The reasons for the chilling of the climate go beyond a desire by journalists to prove they aren't in the senator's pocket. The press has a weakness for mavericks, and McCain is running as more of a regular Republican this time, embracing President Bush on most issues, making amends with the religious right, and voting to make permanent the tax cuts he once derided as excessive.

"When loving McCain was a way of expressing a negative opinion about the Republican Party, they were all for him," says Mike Murphy, a top McCain adviser in 2000. "Now that McCain is a strong potential candidate, some fickle liberal hearts are not fluttering as much."

McCain's apparent flip-flops are fair game, of course, but some of the liberal sniping at the senator seems based on ideology. McCain has always been a conservative, antiabortion, pro-military Republican who took more moderate positions on a few key issues. Now he is suddenly being outed as . . . a conservative Republican. . . .

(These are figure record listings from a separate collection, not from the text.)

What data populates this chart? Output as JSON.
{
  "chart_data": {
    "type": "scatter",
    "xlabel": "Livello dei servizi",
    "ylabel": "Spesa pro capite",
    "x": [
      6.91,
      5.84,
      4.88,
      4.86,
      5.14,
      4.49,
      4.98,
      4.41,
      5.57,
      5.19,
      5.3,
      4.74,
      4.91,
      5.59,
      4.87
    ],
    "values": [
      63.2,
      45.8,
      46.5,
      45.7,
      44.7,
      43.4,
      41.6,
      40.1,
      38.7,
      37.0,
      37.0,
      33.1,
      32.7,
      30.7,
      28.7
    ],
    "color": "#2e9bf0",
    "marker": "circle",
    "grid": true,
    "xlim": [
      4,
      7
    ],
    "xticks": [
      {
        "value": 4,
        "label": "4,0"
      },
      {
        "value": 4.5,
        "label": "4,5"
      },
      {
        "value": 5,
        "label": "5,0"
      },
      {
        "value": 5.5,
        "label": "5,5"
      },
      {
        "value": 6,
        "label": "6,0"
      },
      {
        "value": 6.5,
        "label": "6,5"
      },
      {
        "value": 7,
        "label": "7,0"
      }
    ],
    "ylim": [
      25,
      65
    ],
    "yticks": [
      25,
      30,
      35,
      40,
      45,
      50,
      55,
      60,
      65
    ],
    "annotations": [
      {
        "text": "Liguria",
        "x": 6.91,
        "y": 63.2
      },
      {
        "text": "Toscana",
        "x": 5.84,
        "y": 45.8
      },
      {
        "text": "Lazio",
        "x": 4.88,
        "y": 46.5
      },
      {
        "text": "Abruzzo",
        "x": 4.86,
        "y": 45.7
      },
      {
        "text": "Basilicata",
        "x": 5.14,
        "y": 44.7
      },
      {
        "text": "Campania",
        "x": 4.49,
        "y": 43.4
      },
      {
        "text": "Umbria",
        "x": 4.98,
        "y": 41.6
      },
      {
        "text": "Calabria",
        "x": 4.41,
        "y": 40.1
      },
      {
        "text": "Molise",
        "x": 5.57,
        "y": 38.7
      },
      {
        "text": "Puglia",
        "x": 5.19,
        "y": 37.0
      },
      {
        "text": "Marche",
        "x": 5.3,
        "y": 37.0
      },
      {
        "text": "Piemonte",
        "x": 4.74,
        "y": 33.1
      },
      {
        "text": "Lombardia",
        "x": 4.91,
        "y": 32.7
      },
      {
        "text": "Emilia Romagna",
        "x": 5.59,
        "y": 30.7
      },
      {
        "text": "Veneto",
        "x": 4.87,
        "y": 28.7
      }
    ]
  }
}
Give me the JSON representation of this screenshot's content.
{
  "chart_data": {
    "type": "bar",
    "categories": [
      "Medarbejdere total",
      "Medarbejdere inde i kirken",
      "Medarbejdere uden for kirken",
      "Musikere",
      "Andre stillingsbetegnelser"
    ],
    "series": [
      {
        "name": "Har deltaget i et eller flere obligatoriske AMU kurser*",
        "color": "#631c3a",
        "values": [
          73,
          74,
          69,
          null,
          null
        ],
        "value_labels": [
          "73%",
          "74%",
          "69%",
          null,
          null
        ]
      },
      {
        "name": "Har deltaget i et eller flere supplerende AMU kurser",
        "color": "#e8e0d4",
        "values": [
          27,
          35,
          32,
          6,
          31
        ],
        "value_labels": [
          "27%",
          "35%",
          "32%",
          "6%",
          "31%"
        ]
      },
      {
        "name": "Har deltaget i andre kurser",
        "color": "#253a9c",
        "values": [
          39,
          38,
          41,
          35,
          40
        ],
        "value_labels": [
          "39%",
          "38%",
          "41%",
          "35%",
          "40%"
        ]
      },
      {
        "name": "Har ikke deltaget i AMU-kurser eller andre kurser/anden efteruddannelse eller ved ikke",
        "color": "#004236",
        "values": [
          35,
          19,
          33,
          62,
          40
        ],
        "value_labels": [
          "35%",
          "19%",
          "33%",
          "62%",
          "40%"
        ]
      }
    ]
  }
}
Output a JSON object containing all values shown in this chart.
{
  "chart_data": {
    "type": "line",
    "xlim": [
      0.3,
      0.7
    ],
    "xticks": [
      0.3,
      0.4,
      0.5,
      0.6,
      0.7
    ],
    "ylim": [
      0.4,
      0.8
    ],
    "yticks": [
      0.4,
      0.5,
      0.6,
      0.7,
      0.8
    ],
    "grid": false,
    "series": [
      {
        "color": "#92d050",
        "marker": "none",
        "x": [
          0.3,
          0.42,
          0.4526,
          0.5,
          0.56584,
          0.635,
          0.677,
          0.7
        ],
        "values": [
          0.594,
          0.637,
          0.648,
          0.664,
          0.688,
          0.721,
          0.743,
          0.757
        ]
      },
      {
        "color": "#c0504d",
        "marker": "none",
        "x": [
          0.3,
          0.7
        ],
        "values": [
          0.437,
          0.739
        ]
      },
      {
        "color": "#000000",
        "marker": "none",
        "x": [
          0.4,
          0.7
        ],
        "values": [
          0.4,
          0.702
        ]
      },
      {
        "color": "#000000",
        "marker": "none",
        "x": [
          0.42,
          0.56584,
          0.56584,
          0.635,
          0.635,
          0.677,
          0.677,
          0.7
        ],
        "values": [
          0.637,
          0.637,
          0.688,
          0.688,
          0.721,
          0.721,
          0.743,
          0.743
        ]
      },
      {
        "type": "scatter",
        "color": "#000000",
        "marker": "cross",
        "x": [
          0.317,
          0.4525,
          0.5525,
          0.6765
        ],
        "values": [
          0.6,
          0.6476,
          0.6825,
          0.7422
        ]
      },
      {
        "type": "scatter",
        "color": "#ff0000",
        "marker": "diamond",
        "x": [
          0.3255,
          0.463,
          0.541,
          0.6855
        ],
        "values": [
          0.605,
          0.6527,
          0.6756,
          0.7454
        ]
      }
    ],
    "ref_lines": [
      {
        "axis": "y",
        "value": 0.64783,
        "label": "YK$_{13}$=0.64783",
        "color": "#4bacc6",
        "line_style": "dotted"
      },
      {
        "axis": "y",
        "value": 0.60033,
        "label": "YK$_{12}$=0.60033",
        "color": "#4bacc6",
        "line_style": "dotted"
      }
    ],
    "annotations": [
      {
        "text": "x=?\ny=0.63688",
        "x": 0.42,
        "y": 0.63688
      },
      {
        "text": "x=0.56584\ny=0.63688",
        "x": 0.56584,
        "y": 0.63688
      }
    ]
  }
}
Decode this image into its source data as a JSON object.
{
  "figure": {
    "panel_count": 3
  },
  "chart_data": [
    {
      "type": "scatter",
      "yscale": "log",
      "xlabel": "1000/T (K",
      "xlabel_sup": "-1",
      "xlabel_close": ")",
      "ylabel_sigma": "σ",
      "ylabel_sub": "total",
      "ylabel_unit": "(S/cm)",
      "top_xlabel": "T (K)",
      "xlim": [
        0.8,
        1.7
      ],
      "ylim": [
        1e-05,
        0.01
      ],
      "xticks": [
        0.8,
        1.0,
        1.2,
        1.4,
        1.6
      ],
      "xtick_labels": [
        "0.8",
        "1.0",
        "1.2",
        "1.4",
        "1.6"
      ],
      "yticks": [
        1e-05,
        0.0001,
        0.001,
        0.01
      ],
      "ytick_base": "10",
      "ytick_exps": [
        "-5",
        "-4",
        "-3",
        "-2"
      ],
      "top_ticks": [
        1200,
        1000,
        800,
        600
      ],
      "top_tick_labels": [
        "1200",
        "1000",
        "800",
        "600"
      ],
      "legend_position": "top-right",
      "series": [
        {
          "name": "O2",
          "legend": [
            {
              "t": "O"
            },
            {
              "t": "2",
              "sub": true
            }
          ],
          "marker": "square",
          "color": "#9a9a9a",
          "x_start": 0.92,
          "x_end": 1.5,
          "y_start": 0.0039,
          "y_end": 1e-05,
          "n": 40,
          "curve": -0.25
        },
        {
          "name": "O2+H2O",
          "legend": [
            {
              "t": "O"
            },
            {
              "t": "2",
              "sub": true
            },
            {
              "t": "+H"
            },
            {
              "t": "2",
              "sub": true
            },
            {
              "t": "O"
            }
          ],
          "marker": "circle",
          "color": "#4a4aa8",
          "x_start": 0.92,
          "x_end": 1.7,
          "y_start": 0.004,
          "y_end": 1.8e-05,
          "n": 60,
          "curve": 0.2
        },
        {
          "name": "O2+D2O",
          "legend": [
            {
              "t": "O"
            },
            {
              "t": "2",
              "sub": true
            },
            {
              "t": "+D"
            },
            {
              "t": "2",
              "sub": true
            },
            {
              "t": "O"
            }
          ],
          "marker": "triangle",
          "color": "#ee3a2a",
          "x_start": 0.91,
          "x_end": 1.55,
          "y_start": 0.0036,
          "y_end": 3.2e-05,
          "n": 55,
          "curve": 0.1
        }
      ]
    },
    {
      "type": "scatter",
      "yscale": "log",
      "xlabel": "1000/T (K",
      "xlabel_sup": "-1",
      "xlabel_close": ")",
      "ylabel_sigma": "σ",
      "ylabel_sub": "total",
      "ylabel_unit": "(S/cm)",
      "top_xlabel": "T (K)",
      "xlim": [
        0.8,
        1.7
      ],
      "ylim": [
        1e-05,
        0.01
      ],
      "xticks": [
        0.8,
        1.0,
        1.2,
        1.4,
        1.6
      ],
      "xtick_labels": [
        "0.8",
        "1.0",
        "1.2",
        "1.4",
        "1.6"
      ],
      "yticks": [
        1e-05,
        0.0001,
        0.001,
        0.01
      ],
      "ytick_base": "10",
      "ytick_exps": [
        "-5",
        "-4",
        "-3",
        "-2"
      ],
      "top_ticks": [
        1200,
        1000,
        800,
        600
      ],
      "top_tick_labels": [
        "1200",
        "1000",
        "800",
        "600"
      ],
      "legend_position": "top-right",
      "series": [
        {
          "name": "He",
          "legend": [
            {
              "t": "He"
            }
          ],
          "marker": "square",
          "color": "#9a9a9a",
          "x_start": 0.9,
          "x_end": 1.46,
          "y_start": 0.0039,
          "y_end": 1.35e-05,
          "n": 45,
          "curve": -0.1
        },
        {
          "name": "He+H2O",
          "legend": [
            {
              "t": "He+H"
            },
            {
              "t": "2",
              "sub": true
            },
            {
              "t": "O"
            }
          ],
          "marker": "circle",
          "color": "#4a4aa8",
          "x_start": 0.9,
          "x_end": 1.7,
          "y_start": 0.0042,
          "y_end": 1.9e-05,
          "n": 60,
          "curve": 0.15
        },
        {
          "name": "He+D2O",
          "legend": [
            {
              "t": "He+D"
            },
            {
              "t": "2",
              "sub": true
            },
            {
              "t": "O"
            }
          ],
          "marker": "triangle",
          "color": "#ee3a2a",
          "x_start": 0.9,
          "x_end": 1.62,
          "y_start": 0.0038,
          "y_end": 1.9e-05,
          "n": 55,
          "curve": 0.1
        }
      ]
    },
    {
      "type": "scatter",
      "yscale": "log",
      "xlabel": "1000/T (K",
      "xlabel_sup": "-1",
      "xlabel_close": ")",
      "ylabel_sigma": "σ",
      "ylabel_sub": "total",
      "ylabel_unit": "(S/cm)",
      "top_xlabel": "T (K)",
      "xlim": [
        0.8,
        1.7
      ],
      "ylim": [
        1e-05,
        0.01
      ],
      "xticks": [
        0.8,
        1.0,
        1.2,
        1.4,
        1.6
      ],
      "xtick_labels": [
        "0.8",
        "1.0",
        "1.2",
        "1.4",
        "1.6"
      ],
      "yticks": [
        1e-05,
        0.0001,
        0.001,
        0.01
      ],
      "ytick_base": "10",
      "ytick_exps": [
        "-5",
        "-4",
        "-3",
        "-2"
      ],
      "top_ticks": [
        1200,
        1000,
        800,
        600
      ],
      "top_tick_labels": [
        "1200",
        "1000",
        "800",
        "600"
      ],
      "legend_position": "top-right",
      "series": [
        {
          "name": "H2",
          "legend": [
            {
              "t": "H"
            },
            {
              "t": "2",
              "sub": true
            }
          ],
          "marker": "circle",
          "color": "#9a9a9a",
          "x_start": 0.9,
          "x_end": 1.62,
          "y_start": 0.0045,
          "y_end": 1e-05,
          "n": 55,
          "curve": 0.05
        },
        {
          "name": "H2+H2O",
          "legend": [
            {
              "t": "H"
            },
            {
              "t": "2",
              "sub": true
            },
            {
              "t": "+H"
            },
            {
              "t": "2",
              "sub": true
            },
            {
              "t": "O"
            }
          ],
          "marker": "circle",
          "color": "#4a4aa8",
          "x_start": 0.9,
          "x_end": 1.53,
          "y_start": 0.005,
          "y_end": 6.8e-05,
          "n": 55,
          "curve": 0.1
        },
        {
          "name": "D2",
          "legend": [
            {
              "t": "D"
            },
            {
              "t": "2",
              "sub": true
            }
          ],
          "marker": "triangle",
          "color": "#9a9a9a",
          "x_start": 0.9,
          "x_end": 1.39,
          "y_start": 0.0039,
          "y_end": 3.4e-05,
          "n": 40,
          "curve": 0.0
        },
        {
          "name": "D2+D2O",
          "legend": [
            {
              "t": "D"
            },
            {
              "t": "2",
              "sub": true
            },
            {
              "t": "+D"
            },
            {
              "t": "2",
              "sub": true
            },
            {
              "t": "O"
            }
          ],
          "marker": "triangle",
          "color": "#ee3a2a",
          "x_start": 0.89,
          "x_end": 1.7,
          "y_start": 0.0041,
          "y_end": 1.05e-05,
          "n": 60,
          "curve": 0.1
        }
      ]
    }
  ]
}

Why are liberals suddenly more exercised about McCain? In 2000, he was a colorful underdog running against the party establishment's candidate. He was funny, told great stories, admitted mistakes and enjoyed dining with reporters. He was endlessly available for television interviews. He championed what seemed like a quixotic crusade for campaign finance reform. He was a certified war hero as a former prisoner at the Hanoi Hilton. He was unfairly slimed in the South Carolina primary. And, in the view of the press, he had little chance of winning.

This time around, McCain is arguably the front-runner for the GOP nomination. If he runs, he could well win the White House, shutting out the Democrats for the third straight election. And that is rallying the pundits of the left.

Mark Salter, McCain's administrative assistant, says the senator "is not unhappy with the press coverage he's receiving." Of course, it is far better for him to be put through the media meat grinder now, in early 2006, than when voters are paying attention. And getting banged around by liberal columnists hardly hurts him on the right.

Still, the skeptics are right on one point: McCain's crossover appeal is built on the idea that he speaks his mind without political calculation. If he loses his media "base," that may be a sign that he has returned to the ranks of political mortals.

Betsy at Betsy's Page comments:

Well, we always knew that it would happen; it's just happening a little ahead of schedule. Now that the media is waking up to the idea that John McCain could actually win both the Republican nomination and even the election in 2008. And they're realizing, that there is more to McCain than the guy who so helpfully bashes the administration on some issues. Why, the guy is actually pro-life and supports the war in Iraq. Gasp! We can't have that, so liberals and the media are already gearing up to cut McCain down to size and soften him up for 2008. . . .

I think Kurtz is exactly right about why the media worm is turning on McCain. What they don't realize is that such attacks help McCain in his race for the Republican nomination because there is nothing Republican primary voters agree so much on as their dislike for the media. In fact, in addition to my differences with McCain on issues such as tax cuts and campaign finance reform, one of my main suspicions of McCain has been the sense that he would take positions solely to maintain his popularity with the press. So, McCain will benefit, at least in terms of the GOP nomination, by losing his "base," the press.